Experimental study on the influence of roadway shape on the evolution of outburst fluid static pressure

Abstract

To explore the static pressure dynamic disaster mechanism of coal-and-gas outburst (CGO) fluid, the self-developed multi-field coupling large-scale physical simulation test system of coal mine dynamic disaster was used to carry out gas outburst and CGO physical simulation tests in straight, L-shaped and T-shaped roadways. The influence of roadway shape on the evolution of static pressure was explored, and the role of pulverized coal in the process of static pressure dynamic disaster was clarified. The results indicated that the static pressure showed a fluctuating downward trend during the outburst process. When gas outburst, the middle and front parts of the roadway in the straight section roadway were the most serious areas of static pressure disasters in the three shapes of roadways. The duration and range of high static pressure disaster in L-shaped roadway were larger than those in T-shaped and straight roadways in turn.

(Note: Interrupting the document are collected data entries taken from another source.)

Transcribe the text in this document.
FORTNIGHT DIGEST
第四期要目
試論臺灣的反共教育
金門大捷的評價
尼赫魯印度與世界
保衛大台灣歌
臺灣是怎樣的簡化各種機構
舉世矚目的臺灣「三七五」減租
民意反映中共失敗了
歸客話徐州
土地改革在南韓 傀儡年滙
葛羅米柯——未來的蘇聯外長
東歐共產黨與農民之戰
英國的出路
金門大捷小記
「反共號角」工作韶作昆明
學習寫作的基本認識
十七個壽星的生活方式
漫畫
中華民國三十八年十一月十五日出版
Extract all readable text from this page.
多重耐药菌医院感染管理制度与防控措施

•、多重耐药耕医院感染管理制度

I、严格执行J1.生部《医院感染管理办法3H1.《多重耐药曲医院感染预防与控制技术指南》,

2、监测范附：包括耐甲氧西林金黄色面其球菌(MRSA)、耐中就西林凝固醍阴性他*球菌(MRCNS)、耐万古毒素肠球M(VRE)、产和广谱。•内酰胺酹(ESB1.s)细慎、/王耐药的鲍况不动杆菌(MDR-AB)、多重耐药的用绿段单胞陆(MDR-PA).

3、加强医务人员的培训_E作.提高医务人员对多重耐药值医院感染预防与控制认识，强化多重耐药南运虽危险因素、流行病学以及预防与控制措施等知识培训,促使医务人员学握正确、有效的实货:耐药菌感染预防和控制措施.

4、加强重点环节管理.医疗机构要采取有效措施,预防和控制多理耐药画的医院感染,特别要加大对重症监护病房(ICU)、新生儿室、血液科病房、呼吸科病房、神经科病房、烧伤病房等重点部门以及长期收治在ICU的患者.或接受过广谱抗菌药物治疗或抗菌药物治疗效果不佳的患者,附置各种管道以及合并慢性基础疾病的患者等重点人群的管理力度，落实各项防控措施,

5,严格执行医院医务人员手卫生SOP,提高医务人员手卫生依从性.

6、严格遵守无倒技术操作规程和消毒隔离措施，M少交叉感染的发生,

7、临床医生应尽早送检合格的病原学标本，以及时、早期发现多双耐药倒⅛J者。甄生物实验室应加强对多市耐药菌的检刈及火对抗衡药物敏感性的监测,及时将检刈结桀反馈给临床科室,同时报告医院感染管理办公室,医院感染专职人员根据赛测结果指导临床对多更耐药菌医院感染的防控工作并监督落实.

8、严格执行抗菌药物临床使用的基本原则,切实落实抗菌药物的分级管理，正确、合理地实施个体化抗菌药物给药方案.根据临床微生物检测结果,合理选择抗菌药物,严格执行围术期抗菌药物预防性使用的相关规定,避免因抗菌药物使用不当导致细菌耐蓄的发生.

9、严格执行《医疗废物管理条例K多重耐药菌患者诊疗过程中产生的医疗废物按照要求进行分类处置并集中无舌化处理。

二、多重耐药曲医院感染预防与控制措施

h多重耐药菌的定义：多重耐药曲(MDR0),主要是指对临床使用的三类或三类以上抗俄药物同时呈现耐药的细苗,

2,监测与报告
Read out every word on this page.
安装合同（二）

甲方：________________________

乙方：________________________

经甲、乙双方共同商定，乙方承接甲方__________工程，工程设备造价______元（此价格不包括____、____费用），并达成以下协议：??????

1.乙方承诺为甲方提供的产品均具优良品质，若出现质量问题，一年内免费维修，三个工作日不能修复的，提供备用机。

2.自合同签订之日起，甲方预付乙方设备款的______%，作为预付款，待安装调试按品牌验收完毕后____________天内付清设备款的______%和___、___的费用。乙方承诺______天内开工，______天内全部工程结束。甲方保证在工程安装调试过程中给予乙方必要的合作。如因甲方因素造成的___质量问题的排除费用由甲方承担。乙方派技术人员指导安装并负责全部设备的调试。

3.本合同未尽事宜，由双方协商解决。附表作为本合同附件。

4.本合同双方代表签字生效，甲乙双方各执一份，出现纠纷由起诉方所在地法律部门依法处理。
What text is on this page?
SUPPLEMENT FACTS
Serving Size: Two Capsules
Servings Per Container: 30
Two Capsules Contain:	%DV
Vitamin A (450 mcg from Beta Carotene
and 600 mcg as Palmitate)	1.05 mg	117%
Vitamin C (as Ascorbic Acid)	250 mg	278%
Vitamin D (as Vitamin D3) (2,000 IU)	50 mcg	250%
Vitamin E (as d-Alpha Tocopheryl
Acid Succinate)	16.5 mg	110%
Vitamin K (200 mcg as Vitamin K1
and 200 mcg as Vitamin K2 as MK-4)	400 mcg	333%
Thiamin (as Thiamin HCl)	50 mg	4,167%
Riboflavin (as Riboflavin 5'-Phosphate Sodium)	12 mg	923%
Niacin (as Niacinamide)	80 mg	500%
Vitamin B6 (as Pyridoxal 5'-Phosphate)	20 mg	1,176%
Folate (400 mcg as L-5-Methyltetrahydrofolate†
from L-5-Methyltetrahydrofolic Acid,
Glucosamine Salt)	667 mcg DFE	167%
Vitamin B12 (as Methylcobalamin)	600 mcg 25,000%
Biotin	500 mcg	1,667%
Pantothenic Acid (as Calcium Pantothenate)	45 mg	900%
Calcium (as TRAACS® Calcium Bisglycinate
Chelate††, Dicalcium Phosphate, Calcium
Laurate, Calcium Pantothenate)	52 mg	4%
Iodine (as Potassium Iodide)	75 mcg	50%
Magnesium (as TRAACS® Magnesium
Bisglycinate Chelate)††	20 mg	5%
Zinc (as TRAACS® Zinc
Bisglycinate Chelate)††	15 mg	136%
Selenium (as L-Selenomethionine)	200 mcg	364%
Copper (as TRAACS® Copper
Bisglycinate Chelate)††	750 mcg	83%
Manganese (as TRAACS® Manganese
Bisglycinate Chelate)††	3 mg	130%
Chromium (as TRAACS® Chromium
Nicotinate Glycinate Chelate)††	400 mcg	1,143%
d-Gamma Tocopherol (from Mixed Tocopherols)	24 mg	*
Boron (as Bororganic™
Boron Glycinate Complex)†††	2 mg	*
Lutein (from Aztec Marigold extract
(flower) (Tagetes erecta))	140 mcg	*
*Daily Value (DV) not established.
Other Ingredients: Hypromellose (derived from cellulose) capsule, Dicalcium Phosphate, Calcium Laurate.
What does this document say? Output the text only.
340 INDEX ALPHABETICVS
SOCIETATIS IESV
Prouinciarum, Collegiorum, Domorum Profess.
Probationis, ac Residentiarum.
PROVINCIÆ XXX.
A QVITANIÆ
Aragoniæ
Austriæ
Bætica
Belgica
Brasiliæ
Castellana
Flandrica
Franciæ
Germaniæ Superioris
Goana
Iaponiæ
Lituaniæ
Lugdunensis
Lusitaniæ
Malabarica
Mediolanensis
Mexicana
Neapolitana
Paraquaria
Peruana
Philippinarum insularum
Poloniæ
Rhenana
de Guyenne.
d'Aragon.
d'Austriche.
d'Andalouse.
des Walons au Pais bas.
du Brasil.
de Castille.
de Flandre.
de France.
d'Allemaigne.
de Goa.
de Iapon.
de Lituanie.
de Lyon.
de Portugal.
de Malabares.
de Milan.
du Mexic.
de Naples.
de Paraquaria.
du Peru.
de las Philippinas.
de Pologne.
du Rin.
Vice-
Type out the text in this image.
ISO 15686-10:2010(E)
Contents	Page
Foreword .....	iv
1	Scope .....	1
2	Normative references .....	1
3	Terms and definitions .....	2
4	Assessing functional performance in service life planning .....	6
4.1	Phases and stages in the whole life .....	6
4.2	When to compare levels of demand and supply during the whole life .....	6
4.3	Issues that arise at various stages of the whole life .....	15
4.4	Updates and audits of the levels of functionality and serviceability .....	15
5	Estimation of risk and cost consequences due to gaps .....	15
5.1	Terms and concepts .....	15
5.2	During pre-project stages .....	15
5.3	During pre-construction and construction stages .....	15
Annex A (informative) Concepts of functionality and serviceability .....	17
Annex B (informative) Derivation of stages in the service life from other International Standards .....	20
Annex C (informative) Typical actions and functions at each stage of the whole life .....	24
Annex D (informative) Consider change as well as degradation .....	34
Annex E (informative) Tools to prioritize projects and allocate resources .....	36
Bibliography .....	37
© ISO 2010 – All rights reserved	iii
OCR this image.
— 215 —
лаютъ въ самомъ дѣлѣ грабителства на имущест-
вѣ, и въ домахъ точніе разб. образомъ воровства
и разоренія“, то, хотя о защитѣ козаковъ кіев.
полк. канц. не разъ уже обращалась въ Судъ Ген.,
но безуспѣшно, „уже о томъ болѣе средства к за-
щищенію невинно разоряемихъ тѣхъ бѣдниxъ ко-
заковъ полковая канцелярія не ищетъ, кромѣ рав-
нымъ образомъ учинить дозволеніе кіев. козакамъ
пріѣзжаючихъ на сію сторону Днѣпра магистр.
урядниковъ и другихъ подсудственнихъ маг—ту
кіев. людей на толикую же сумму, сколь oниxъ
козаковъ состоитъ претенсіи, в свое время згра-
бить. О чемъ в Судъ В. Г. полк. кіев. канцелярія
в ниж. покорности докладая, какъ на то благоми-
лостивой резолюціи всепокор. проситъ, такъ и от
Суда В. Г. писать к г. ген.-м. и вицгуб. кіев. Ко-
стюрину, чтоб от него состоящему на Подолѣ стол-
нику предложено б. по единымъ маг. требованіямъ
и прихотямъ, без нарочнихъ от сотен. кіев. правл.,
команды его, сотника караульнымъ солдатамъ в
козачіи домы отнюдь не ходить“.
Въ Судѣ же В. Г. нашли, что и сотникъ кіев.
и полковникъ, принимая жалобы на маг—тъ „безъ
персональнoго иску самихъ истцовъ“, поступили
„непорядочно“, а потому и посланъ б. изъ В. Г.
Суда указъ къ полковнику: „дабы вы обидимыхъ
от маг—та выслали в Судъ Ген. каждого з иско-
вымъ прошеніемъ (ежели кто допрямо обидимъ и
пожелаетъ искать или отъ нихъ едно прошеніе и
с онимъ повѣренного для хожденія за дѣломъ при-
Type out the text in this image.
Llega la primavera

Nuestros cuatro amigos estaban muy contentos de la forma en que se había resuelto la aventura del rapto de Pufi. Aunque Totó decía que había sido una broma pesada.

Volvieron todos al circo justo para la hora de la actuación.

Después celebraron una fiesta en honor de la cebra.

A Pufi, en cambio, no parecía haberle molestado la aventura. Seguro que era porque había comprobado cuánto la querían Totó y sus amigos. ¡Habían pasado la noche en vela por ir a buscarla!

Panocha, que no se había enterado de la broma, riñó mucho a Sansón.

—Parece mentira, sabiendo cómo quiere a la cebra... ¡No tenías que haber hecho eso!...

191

When CGO, the most serious area of static pressure disaster in L-shaped and T-shaped roadways moved backward to the middle of the straight section roadway, and there was a rebound phenomenon in the process of static pressure fluctuation decline, which showed the pulse characteristics of CGO. During the outburst, the static pressure dynamic disaster hazard of L-shaped roadway was higher than that of T-shaped roadway, and the static pressure at the bifurcation structure decayed faster than that at the turning structure, which indicated that T-shaped roadway was more conducive to the release of static pressure in roadway, thus reduced the risk of static pressure disaster. When gas outburst, the static pressure attenuation of the fluid in the roadway before and after the turning and bifurcation structure was greater than that of CGO. The peak static pressure and impulse of the fluid during gas outburst were 2 times and 4–5 times that of CGO respectively. The presence of pulverized coal reduced the attenuation of static pressure and the hazard of dynamic disaster, prolonged the release time of energy, and led to the change of the maximum static pressure disaster area.